RESEARCH SUPPORT, NON-U.S. GOV'T
The SIRS criteria have better performance for predicting infection than qSOFA scores in the emergency department.
Systemic inflammatory response syndrome (SIRS) reportedly has a low performance for distinguishing infection from non-infection. We explored the distribution of the patients diagnosed by SIRS (SIRS patients) or a quick sequential organ failure assessment (qSOFA) (qSOFA patients) and confirmed the performance of the both for predicting ultimate infection after hospital admission. We retrospectively analyzed the data from a multicenter prospective study. When emergency physicians suspected infection, SIRS or the qSOFA were applied.
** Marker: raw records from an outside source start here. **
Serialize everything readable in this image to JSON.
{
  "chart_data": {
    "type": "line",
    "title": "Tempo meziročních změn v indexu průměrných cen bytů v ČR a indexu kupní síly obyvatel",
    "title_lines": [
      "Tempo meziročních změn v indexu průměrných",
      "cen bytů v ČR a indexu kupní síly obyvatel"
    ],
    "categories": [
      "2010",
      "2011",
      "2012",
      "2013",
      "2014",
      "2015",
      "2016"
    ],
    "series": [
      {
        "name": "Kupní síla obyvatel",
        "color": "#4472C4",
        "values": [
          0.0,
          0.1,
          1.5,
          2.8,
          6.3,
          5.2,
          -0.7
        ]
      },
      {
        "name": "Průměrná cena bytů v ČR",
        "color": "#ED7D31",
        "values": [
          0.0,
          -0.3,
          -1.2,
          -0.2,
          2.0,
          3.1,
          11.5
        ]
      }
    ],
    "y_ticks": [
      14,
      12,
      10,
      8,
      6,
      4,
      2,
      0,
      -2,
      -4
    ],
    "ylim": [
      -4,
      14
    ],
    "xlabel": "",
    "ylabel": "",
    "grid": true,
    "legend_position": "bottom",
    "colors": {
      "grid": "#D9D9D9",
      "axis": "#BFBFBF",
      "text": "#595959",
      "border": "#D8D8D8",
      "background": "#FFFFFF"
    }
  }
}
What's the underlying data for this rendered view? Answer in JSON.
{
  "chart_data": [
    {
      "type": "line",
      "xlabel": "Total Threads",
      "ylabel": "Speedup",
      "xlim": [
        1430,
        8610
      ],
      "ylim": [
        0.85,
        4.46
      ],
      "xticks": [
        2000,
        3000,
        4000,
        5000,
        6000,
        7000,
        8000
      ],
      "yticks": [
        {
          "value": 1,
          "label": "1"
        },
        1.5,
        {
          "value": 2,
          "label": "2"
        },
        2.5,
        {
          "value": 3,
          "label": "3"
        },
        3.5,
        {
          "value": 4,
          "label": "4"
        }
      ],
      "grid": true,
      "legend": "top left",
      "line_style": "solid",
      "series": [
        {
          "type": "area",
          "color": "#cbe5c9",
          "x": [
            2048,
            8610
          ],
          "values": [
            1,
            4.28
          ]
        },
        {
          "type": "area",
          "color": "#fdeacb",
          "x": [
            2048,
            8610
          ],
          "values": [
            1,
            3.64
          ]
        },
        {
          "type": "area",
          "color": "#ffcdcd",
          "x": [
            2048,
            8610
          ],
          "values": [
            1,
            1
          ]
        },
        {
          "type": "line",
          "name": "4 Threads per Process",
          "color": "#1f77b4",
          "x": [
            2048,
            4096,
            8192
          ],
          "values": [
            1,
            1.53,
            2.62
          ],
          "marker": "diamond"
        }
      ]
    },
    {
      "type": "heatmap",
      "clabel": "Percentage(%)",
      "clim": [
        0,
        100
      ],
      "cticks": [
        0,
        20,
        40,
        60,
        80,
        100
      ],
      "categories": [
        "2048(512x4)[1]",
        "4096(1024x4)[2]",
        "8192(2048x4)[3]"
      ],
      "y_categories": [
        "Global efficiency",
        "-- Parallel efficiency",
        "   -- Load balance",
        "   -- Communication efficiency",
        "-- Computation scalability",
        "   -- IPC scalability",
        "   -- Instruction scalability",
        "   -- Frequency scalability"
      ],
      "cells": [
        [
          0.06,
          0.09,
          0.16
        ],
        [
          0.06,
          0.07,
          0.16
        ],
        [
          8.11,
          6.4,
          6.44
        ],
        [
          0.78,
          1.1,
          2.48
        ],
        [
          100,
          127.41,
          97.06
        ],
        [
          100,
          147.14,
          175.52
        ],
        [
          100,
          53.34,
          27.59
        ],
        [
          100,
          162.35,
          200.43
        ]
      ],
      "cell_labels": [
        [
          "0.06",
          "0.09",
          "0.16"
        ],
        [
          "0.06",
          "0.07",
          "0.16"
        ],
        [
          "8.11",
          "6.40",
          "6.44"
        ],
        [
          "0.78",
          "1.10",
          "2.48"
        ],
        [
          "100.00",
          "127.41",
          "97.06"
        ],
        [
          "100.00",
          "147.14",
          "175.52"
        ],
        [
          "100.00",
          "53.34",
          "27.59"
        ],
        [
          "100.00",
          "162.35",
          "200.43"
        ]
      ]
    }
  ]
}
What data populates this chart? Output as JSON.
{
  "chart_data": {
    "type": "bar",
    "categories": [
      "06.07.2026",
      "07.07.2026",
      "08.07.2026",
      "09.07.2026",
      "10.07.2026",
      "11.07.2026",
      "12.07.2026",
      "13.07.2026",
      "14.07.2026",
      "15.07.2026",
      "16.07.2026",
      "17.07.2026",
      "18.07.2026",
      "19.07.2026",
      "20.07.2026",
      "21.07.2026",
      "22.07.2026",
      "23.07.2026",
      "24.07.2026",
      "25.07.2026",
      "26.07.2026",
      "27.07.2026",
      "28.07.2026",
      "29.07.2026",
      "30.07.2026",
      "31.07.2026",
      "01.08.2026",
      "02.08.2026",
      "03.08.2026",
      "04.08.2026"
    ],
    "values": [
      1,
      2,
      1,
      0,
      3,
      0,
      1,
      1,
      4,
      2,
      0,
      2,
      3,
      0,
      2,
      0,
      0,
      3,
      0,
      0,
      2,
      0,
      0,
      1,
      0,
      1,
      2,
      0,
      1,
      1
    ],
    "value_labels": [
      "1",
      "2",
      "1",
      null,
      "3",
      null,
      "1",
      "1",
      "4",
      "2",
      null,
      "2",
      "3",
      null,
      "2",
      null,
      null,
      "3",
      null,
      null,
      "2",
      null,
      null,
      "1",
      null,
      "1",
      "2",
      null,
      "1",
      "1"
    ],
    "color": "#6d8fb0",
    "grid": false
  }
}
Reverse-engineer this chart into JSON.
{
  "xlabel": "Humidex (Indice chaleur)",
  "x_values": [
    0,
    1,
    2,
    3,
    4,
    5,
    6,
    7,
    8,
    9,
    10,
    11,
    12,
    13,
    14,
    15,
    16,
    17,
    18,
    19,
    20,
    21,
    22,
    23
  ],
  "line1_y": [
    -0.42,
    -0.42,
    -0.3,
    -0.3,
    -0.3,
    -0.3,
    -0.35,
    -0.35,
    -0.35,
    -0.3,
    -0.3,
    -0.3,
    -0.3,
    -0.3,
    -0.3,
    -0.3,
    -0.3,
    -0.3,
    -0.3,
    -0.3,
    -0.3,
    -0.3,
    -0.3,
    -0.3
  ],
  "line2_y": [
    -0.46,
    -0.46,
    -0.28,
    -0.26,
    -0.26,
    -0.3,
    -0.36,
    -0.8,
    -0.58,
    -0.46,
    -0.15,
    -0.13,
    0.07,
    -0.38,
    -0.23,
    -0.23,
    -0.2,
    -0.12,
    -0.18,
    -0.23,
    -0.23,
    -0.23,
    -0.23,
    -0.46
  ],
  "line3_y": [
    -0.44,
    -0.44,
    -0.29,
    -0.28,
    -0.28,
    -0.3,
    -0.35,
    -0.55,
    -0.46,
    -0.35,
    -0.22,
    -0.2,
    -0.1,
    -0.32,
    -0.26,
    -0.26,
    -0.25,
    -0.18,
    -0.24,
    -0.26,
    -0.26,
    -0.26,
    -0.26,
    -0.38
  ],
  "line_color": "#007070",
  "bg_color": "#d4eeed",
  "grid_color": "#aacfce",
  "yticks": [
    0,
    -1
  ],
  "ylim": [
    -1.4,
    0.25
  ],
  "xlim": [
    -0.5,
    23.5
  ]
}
The area under the receiver operating characteristic curves (AUC) was used to assess the performance of the SIRS and qSOFA for predicting established infection. A total of 1,045 patients were eligible for this study. The SIRS patients accounted for 91.6% of qSOFA patients and they showed a higher rate of final infection than that of non-SIRS patients irrespective of the qSOFA diagnosis. The AUCs for predicting infection with SIRS and a qSOFA were 0.647 and 0.582, respectively. The SIRS significantly predicted an ultimate infection (AUC, 0.675; p = 0.018) in patients who met the SIRS and qSOFA simultaneously. In conclusion, the SIRS patients included almost all qSOFA patients. SIRS showed a better performance for predicting infection for qSOFA in those who met both definitions.